A Novel Homotopy Perturbation Sumudu Transform Method for Nonlinear Fractional PDEs: Applications and Comparative Analysis

TL;DR

This paper presents a new hybrid method combining Sumudu transform and homotopy perturbation to efficiently solve nonlinear fractional PDEs, demonstrating high accuracy and faster convergence compared to existing methods.

Contribution

The introduction of the Homotopy Perturbation Sumudu Transform Method (HPSTM), a novel hybrid approach for solving nonlinear fractional PDEs with improved convergence and accuracy.

Findings

Achieves low absolute errors (~3.12e-3) for fractional order 0.9.

Faster computational times (~0.5 seconds per example).

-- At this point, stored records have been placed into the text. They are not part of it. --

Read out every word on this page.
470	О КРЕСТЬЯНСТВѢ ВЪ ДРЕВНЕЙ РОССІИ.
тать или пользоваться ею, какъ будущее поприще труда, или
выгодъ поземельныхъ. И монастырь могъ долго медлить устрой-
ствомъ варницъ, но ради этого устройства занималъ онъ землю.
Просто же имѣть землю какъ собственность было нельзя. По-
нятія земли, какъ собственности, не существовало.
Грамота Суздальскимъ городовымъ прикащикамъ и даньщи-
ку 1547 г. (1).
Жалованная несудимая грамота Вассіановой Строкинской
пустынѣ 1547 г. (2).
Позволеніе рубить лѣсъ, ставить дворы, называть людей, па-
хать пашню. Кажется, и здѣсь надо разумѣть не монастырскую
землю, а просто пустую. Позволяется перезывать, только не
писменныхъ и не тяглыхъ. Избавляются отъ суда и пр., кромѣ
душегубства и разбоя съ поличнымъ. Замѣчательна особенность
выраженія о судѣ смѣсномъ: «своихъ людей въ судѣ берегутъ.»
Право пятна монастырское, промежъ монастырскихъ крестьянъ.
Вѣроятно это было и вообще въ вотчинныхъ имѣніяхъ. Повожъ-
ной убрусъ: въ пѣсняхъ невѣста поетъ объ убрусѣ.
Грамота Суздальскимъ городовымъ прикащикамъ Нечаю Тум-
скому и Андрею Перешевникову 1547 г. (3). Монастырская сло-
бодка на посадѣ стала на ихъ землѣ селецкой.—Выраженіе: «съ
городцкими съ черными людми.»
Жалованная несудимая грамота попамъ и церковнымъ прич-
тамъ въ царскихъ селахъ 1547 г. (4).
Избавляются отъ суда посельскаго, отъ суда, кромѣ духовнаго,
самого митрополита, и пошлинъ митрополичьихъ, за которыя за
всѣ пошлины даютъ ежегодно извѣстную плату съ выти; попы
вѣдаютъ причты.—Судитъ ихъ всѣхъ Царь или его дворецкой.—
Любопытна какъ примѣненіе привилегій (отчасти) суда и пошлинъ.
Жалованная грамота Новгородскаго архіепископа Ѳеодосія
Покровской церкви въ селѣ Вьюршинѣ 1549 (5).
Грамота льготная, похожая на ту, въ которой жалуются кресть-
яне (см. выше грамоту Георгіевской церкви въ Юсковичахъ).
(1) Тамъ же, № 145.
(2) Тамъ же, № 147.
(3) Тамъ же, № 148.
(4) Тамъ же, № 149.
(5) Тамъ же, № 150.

Validated against multiple established numerical methods.

Abstract

This study introduces the Homotopy Perturbation Sumudu Transform Method (HPSTM), a novel hybrid approach combining the Sumudu transform with homotopy perturbation to solve nonlinear fractional partial differential equations (FPDEs), including fractional porous medium, heat transfer, and Fisher equations, using the Caputo fractional derivative. HPSTM leverages the linearity-preserving properties of the Sumudu transform and the flexibility of homotopy perturbation, achieving faster convergence than Laplace-HPM or Elzaki-HPM for strongly nonlinear FPDEs. Series solutions yield absolute errors as low as $3.12 \times 10^{-3}$ for $\alpha = 0.9$, with computational times averaging 0.5 seconds per example using 5 series terms on standard hardware. Solutions are validated against exact solutions, Adomian Decomposition Method (ADM), radial basis function (RBF) meshless method, Variational Iteration Method (VIM), Finite Difference Method (FDM), and a spectral method. Numerical examples, sensitivity analysis, and graphical representations for $\alpha = 1.0, 0.9, 0.8, 0.7$ confirm HPSTM's accuracy, efficiency, and robustness. Limitations include challenges with high-order nonlinearities and multi-dimensional domains. HPSTM shows promise for applications in modeling fluid flow in porous media, heat conduction in complex materials, and biological population dynamics.